Abstract
Generative AI capabilities have enabled malicious actors to flood online platforms with "AI slop"—mass-produced, low-quality synthetic media designed to overwhelm traditional integrity systems. These adversarial campaigns often utilize coordinated networks to distribute unique, localized variations of synthetic content, rendering static detection methods ineffective. The signals to detect coordination often have recall gaps. The content is not exactly duplicative to be in the same repetitive video cluster. The abusers however show similar patterns of behavior which need forensics. Manual forensic investigations cannot scale to match the velocity of these generative attacks.

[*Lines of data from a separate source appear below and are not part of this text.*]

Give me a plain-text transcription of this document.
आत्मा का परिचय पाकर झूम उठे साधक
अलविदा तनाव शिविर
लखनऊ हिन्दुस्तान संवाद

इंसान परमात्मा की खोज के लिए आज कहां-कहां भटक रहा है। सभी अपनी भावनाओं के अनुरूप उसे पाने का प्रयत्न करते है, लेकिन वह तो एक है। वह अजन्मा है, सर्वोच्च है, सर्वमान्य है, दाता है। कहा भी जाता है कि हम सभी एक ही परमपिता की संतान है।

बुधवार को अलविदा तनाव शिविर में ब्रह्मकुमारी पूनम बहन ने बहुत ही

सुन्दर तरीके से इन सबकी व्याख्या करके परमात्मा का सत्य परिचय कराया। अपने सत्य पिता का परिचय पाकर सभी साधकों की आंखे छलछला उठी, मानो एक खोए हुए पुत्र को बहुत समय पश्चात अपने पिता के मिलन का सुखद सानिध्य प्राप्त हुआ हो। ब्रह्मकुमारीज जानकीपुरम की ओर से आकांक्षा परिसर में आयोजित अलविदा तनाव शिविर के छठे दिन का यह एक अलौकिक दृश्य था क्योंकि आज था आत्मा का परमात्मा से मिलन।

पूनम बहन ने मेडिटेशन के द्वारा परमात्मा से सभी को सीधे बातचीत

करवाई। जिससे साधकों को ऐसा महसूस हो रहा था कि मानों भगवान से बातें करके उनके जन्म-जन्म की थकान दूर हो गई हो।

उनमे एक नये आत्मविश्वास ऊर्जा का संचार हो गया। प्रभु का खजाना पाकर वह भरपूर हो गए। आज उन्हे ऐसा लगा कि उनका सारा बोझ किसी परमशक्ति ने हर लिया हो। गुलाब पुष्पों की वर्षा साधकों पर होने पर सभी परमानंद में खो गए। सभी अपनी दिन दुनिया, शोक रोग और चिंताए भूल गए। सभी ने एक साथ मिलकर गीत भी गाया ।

To address this, we present SAFE (Scaled Abuse Forensics Examiner), an automated multi-agent architecture designed for the scalable forensics of adversarial synthetic media. The system decomposes the investigation process into specialized agents: a Cluster Understanding Agent specialized in analyzing the relations between channels in a cluster, a Behavior Understanding Agent that identifies inorganic spatiotemporal patterns, and a Content Understanding Agent that utilizes LoRA-adapted Large Language Models (LLMs) and few-shot learning to detect existing policy violations and spirit of the policy violations respectively . A Root Agent synthesizes these multimodal signals to render a final verdict. Early deployment results indicate that SAFE significantly accelerates the identification of novel synthetic threats, reducing forensic investigation time compared to human-in-the-loop workflows.